Nos versos e na prosa de Conceição Evaristo, a mulher negra deixa de ser uma caricatura e ganha um poder que, em clássicos da ficção brasileira, por muito tempo lhe foi negado: o de ser mãe
Por Islene Motta de Oliveira
Muitas das personagens negras presentes em obras clássicas da literatura brasileira são exemplos de como a arte não deixou de reforçar estereótipos e de consolidar o projeto civilizatório ocidental, baseado numa suposta inferioridade e animalidade dos afrodescendentes. Figuras como a protagonista de A Escrava Isaura (1875), de Bernardo Guimarães, ou a Rita Baiana e a Bertoleza de O Cortiço (1890), de Aluísio Azevedo, não só carregam traços estereotipados, mas também trazem a marca da esterilidade.
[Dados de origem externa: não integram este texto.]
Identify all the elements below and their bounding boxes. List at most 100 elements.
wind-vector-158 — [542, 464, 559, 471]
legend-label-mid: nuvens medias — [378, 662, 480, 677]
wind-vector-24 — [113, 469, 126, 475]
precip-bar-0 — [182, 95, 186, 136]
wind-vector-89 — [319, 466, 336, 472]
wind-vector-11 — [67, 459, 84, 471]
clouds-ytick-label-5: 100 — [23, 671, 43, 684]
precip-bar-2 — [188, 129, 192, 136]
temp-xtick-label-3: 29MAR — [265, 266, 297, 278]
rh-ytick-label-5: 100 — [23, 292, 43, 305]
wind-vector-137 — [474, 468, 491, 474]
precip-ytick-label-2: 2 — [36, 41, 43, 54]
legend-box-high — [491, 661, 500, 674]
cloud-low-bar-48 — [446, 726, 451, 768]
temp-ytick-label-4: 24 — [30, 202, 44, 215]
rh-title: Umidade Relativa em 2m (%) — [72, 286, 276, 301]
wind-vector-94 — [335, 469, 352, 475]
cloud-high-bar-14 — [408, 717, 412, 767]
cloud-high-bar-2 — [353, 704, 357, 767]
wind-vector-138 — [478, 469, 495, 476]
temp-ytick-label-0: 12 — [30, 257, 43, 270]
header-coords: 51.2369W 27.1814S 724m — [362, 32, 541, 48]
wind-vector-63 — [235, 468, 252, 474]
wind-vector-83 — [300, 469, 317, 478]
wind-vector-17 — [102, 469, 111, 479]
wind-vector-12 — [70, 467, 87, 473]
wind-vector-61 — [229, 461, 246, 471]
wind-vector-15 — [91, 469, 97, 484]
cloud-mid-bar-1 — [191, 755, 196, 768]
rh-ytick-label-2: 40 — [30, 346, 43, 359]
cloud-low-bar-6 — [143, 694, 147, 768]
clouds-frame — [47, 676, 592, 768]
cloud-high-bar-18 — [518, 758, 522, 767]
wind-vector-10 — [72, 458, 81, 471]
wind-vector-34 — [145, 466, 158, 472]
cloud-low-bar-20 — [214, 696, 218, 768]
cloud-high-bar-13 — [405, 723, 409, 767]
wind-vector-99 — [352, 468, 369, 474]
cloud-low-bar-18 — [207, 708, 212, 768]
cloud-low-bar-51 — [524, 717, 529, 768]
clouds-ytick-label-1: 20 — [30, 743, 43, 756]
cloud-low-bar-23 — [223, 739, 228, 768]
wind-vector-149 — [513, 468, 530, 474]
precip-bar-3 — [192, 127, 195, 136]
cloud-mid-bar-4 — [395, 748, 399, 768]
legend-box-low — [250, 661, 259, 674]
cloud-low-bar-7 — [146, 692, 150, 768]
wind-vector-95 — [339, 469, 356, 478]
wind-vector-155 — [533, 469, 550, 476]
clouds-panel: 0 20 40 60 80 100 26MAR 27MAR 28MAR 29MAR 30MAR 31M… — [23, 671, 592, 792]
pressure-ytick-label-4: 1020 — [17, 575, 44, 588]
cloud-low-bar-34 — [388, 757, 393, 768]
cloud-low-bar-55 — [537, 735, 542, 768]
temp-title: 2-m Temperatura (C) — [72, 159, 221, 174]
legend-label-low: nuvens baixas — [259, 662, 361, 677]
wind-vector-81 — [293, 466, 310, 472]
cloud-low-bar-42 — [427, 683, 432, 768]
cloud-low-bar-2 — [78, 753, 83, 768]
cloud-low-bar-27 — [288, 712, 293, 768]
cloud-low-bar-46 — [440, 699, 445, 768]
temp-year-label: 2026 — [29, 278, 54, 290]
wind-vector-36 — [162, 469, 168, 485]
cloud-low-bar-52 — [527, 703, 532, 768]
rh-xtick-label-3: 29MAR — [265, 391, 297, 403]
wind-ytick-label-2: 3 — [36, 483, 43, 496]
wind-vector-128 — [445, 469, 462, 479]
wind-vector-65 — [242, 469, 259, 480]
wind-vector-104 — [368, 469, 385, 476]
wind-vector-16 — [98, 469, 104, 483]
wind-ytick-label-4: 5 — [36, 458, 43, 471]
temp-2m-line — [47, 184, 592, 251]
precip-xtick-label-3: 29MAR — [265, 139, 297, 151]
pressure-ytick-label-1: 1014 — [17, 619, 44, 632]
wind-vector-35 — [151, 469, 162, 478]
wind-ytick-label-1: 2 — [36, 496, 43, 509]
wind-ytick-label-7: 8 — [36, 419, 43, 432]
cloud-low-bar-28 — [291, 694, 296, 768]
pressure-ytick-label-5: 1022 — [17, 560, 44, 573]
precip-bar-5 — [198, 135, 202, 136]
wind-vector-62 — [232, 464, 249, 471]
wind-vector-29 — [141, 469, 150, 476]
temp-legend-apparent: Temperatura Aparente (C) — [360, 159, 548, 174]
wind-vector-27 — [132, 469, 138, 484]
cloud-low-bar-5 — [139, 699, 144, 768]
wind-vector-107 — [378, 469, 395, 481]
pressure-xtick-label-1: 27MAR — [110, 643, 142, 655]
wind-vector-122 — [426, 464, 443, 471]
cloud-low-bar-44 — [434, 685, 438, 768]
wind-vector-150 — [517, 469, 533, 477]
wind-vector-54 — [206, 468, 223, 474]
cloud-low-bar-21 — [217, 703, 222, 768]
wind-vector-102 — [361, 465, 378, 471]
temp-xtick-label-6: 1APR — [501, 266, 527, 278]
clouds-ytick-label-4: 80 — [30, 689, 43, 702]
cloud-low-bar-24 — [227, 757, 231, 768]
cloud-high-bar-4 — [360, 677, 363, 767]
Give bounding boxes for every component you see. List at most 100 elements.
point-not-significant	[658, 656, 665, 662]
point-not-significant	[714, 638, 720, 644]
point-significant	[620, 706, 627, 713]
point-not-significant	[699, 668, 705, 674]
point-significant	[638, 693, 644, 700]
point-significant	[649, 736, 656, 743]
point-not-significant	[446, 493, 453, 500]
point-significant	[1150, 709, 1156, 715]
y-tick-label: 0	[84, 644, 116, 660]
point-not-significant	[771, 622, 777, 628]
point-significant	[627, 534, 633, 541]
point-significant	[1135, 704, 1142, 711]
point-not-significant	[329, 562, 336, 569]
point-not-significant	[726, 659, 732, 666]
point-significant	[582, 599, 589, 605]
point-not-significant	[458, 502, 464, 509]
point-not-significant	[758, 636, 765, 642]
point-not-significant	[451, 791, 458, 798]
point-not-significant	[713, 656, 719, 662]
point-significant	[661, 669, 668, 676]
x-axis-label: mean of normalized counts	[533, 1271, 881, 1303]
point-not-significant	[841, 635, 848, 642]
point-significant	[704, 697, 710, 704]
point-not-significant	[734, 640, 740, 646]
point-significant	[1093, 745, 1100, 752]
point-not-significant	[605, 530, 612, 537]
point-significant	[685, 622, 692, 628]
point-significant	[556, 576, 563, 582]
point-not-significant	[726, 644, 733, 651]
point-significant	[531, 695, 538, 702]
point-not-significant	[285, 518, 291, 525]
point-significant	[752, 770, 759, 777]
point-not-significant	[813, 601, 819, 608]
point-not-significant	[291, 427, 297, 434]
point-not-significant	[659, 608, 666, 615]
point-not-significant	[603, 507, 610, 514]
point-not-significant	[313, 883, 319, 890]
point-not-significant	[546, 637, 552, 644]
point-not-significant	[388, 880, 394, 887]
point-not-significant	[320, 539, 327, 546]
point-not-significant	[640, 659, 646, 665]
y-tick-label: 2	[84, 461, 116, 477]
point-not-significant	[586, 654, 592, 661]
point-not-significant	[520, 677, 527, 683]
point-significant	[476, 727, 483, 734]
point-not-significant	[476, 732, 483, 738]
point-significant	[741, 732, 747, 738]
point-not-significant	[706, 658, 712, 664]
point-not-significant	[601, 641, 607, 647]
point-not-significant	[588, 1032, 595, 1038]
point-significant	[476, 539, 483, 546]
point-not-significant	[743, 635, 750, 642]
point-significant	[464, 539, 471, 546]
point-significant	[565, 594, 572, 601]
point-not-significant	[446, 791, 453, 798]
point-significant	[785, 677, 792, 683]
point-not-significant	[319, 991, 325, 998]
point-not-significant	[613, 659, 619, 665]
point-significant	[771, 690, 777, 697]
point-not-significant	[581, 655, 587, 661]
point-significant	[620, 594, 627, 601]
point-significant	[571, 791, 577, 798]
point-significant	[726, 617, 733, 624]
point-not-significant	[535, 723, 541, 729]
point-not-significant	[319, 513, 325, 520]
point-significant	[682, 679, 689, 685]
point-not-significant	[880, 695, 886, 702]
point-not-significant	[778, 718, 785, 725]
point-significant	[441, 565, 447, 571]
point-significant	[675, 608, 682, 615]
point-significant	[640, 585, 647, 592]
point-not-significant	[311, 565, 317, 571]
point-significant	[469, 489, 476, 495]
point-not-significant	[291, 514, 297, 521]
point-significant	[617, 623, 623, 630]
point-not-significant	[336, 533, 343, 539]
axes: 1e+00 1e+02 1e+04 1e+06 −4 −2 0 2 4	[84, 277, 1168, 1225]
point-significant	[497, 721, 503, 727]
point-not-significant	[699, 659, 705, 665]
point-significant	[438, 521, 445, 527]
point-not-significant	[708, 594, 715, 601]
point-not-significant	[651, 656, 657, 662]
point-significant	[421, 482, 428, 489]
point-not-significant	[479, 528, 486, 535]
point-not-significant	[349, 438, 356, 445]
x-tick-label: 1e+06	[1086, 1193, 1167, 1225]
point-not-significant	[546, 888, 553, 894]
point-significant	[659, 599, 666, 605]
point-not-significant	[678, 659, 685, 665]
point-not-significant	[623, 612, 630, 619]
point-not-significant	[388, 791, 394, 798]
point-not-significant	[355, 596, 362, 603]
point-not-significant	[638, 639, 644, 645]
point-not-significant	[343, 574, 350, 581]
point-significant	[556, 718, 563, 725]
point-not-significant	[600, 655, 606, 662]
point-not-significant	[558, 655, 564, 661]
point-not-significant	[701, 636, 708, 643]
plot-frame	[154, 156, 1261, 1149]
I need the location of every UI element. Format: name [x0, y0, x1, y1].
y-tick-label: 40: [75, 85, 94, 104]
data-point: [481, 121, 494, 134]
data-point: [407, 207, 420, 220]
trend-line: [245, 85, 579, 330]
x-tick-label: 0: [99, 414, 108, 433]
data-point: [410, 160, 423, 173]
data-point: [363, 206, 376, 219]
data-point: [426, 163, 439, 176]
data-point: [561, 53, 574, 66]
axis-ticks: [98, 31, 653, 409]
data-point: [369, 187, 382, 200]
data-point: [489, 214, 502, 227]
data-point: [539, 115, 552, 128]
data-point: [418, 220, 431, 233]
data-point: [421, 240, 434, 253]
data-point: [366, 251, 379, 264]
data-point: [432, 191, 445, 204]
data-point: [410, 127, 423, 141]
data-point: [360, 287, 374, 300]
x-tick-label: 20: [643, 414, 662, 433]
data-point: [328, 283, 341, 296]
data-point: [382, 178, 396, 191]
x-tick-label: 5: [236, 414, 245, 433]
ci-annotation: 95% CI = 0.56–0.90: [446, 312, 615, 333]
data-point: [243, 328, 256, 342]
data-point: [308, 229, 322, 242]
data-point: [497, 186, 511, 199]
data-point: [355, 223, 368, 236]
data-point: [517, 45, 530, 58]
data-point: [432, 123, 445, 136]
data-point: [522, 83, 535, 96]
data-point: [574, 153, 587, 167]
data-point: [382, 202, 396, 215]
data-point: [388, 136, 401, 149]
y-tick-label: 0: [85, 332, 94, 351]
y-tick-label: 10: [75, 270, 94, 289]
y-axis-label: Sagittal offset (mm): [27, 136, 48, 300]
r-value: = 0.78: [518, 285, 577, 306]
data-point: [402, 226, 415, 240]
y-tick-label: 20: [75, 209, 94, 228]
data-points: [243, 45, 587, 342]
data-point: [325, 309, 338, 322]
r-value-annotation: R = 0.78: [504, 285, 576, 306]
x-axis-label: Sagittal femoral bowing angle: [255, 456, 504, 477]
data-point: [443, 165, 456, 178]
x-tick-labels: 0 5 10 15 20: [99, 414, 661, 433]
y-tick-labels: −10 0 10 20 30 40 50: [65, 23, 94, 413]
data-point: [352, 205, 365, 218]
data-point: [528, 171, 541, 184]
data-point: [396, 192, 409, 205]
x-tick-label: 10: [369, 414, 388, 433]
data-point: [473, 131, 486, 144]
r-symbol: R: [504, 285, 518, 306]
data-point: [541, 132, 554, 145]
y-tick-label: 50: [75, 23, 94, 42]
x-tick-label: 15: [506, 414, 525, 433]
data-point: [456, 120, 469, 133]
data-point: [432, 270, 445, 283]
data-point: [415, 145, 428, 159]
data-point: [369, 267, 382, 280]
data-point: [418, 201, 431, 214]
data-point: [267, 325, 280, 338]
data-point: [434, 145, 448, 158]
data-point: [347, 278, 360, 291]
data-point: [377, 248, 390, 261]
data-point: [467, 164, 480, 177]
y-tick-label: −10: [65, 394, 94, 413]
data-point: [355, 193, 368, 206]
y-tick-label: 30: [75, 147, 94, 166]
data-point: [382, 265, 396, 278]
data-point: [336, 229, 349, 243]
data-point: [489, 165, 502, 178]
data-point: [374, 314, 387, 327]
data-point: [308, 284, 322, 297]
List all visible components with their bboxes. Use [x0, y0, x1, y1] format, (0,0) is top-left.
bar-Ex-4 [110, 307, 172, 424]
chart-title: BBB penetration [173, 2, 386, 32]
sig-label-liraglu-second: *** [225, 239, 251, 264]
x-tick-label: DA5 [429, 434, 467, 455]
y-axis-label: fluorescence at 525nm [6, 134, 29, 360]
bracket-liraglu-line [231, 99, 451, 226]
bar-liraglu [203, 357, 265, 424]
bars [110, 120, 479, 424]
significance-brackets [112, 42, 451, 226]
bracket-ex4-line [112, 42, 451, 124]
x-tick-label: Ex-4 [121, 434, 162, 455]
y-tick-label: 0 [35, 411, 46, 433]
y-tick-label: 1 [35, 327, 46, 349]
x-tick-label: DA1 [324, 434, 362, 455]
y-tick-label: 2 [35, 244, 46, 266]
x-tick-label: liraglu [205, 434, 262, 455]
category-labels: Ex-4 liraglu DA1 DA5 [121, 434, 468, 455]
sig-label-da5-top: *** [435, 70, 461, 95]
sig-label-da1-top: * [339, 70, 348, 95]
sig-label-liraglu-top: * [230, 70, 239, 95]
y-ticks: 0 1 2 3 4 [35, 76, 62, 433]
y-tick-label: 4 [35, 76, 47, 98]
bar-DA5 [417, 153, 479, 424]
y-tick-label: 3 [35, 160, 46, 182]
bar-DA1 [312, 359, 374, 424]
Nenhuma delas vive a experiência de ser mãe.
A pesquisadora, ficcionista, ensaísta e poeta Conceição Evaristo questiona: “Qual seria o significado da não representação materna para a mulher negra na literatura brasileira?”. Ela e outras escritoras contemporâneas vêm buscando respostas à questão e promovendo a ressignificação de velhas e forjadas identidades. Para essas autoras, a literatura não é um lugar de entronização, e sim uma prática de empoderamento, de autorrepresentação a partir de uma estratégia ativista e poética.
No poema “Eu-Mulher”, Conceição diz:
Uma gota de leite
me escorre entre os seios.
Uma mancha de sangue
me enfeita entre as pernas.
Meia palavra mordida
me foge da boca.
Vagos desejos insinuam esperanças.
Eu-mulher em rios vermelhos
inauguro a vida.
Em baixa voz
violento os tímpanos do mundo.
Antevejo.
Antecipo.
Antes-vivo.
Antes – agora – o que há de vir.
Eu fêmea-matriz.
Eu força-motriz.
Eu-mulher
abrigo da semente
moto-contínuo
do mundo.
Lançando mão de uma complexa estratégia de resistência e reinscrição no mundo – “em baixa voz/violento os tímpanos do mundo” – e usando imagens como a do sangue e a da semente, a autora anuncia a magnitude do poder feminino de gerar a vida e denuncia a perversidade à qual, numa sociedade machista, as mulheres são submetidas.
Mulher sapiência
Em oposição ao discurso elaborado pela tradição, a obra em prosa de Conceição também contesta a esterilidade das personagens negras na literatura e traz uma série de figuras que vivenciam as subjetividades da maternidade.
É o que pode ser visto em trabalhos como o conto “Duzu-Querença”, publicado na coletânea Olhos d’Água (2014), e a novela “Sabela”, que compõe o livro Histórias de Leves Enganos e Parecenças (2016):
Os filhos de Duzu foram muitos. Nove. Estavam espalhados pelos morros, pelas zonas e pela cidade. Todos os filhos tiveram filhos. Nunca menos de dois. Dentre os seus netos, três marcavam assento maior em seu coração. Três netos lhe abrandavam os dias.
Trecho de “Duzu-Querença”
Eu, a menor de onze irmãs, dormia com Sabela e amanheci tão molhada quanto minha Mãe. Lá fora, entretanto, tudo seco. Menina ainda, eu testemunhava toda a sabedoria que Mamãe guardava no corpo.
Trecho de “Sabela”
No poema “De Mãe” (trecho abaixo), a voz lírica apresenta uma mãe não letrada, com sabedoria advinda de experiências cotidianas e que ensina a filha a conter seus ímpetos.
O cuidado de minha poesia
aprendi foi de mãe,
mulher de pôr reparo nas coisas,
e de assuntar a vida.
A brandura de minha fala
na violência de meus ditos
ganhei de mãe,
mulher prenhe de dizeres,
fecundados na boca do mundo.
Foi de mãe todo o meu tesouro
veio dela todo o meu ganho
mulher sapiência, yabá,
do fogo tirava água
do pranto criava consolo.
Comparada a uma orixá, a mãe que é aludida no poema remete à ancestralidade africana, ao reconhecimento afirmativo de uma ascendência feminina e à capacidade de reverter difíceis situações.
Conceição Evaristo, escrevendo pela perspectiva da afrodescendência, apresenta questões complexas da nossa sociedade e, a partir daí, atinge a universalidade. Ao falar de si, levanta todo um coletivo, o coletivo negro e, em especial, o da mulher negra brasileira.
Islene Motta de Oliveira, graduada em letras pela Universidade Candido Mendes (Ucam), é educadora social e pesquisadora de literatura afro-brasileira.